Pendant que je le regardais, j’ai pris des notes parce qu’il a suscité toutes sortes de discours et de réflexions, “un surréalisme indigéniste ouvrier bolivien”. Vous vous abreuvez à de nombreuses sources, quelles sont-elles, quelles ont été vos influences à l’écran ?
La vérité est que je suis très cinéphile, j’ai vu beaucoup de films, j’aime beaucoup le cinéma. Il est évident que ce film a un lien avec le montage soviétique et les “symphonies de la ville” des années 20, ou qu’il les reprend, ou encore qu’il les réinterprète. D’un autre côté, il a aussi des clins d’œil à des choses beaucoup plus classiques, comme l’horreur classique ou le vidéoclip, en d’autres termes, il a toutes ces couches. C’est pourquoi j’ai dit que pour moi, c’est très postmoderne. Je pense que cela rompt avec l’idée de linéarité et de dépassement de l’ancien, qui est précisément l’idée de la modernité. D’une certaine manière, il s’agit d’une mosaïque et d’une saturation totale d’informations, ce qui pour moi est aussi quelque chose de très contemporain, qui a à voir avec la saturation même des images que nous vivons à notre époque, ce qui explique aussi pourquoi le film se termine comme il se termine, avec cette célébration. Le film fait des ruptures dans son propre discours en faisant des clin d’oeils explicites à d’autres films au grand plaisir de certains cinéphiles. Par exemple, à la fin, la musique est une réinterprétation de “L’homme à la camera” de Dziga Vertov.

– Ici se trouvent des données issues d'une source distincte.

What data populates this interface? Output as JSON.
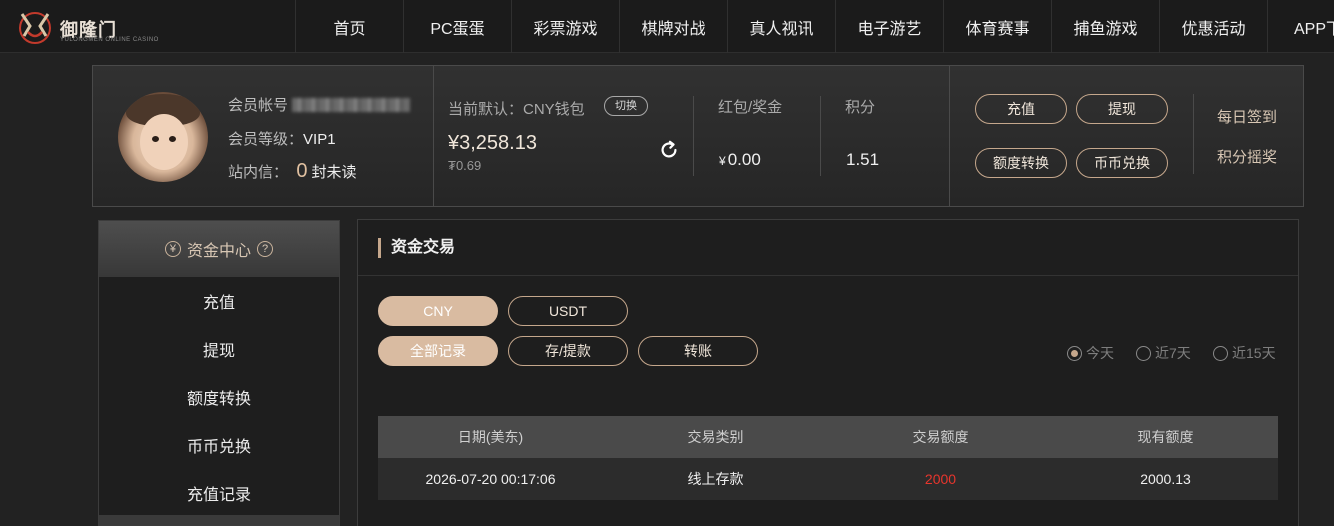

Votre film a attiré l’attention sur le cinéma bolivien, un cinéma qui n’est pas si connu du grand public. Un autre film bolivien comme “Utama” a également été très bien accueilli. Que se passe-t-il en Bolivie ?
Nous avons une tradition historique avec ce qui s’est passé avec le groupe Ukamau. Je peux dire que, bien que la Bolivie ait peu de cinéma, elle a un cinéma qui a toujours été fort historiquement et qui a influencé même d’autres pays et d’autres cinéastes. Nous n’avons aucune structure, aucun soutien pour faire des films, mais en 2019, à la fin du gouvernement d’Evo Morales – avant le coup d’État – il y avait un fonds (pour le cinéma). Cela a fait une grande différence, parce qu’ici il y a beaucoup de gens qui font des films, en ce peu de temps je pense que nous avons 50 films qui ont été faits en Bolivie ; dans ces films, il y a une diversité de propositions et je pense de très bons films. Mais apparemment, cela va aussi redevenir une île, car il n’y a pas de changement. Malgré tous les prix que le cinéma bolivien a remportés au cours de ces deux années, il n’y a pas vraiment eu de répercussions au niveau institutionnel.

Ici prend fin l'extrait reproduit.